Blood, 1 August 2002, Vol. 100, No. 3, pp. 742-742
Factor V Leiden and the genetics of myocardial infarction: we
need to look elsewhere
In the July 1, 2002, issue of Blood, Juul and
colleagues (Blood. 2002;100:3-10) convincingly demonstrate Factor V
Leiden (FVL) to be a risk factor neither for myocardial infarction (MI)
nor for ischemic stroke or non-MI ischemic heart disease. FVL is a point mutation in the gene for factor V, which results in the replacement of single amino acid residue: Arg506 is changed to Gln. As
a consequence, the FV molecule becomes less sensitive to cleavage and
inhibition by the anticoagulant serine protease activated protein C
(APC). The condition is also known as APC resistance. The
hypercoagulable state being associated with FVL conveys a lifelong 5- to 10-fold increased risk factor for venous thrombosis, FVL being the
most prevalent genetic risk factor for venous thrombosis yet described.

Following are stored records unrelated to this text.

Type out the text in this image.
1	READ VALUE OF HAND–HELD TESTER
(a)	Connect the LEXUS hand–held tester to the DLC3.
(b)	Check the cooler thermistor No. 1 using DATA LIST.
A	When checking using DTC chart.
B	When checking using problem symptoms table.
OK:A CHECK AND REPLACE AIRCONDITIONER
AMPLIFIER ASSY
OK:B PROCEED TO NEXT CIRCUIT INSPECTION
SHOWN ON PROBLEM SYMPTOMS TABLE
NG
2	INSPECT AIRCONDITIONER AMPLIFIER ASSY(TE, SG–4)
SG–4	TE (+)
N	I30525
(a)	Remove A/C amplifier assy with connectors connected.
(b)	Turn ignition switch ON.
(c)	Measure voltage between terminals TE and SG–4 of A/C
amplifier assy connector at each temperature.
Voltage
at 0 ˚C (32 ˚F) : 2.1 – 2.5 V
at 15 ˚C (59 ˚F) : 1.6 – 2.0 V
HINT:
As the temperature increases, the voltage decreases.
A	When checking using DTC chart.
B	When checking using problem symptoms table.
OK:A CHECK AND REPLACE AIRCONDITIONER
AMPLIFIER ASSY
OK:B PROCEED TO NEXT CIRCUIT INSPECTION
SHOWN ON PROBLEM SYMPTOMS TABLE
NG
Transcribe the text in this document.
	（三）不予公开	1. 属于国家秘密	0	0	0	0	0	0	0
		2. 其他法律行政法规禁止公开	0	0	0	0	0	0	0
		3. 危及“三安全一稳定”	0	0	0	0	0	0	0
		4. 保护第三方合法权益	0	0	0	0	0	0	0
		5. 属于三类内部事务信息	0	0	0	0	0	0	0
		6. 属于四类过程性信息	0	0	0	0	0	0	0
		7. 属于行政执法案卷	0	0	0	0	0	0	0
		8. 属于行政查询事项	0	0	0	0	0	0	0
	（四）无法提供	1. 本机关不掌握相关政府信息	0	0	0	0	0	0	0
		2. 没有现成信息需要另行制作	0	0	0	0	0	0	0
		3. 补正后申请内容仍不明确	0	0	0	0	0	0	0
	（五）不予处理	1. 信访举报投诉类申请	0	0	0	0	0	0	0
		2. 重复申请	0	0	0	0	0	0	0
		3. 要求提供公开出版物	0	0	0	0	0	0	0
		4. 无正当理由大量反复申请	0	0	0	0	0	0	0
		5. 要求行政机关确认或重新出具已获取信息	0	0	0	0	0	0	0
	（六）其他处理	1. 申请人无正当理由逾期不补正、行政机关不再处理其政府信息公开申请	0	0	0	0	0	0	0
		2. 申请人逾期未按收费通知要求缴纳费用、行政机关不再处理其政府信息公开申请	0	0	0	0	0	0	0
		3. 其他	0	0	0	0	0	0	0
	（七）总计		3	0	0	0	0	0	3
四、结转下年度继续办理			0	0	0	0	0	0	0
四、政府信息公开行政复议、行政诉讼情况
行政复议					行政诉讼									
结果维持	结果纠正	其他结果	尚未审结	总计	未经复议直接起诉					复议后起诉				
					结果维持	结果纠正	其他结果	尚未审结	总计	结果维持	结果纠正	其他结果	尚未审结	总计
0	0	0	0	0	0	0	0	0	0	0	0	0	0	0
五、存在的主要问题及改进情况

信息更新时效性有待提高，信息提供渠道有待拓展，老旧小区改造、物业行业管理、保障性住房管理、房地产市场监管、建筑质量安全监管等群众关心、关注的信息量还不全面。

It is present in 2%-15% of white populations, whereas it is absent in
other populations, this difference contributing an explanation for the
low incidence of venous thrombosis in nonwhite populations. FVL is the
result of a founder effect, the single mutational event being estimated
to have occurred approximately 30 000 years ago. A reason for the high
prevalence of FVL in certain populations is believed to be that the
associated hypercoagulable state conveys a survival advantage to its
carriers due to decreased risk of severe bleeds, for example, after
delivery. The results of Juul et al highlight an interesting difference
in the pathogenesis of arterial and venous thrombosis. None of the
known genetic risk factors of venous thrombosis
that is, FVL, the
20210G>A mutation in the prothrombin gene, and deficiencies of
protein C, protein S, and antithrombin
are risk factors for arterial
thrombosis. Arterial thrombosis is developing in a high-flow,
high-pressure system and is usually associated with atherosclerotic
plaque ruptures resulting in the formation of a platelet plug
and concomitant activation of blood coagulation through the exposure of
plaque-associated tissue factor. In contrast, venous thrombosis
develops at low flow rate in a low-pressure system, where the naturally
occurring anticoagulant pathways apparently are crucial for inhibition
of thrombosis. These anticoagulant pathways are insufficient in
preventing thrombosis in the arterial circulation in the event of an
atherosclerotic plaque rupture. The search for genetic risk factors of
MI will continue and will hopefully provide insights into the
pathogenetic mechanisms of arterial thrombosis. The results of Juul et
al demonstrate that genetic investigation of the protein C system is
less likely to provide the solution to the problem.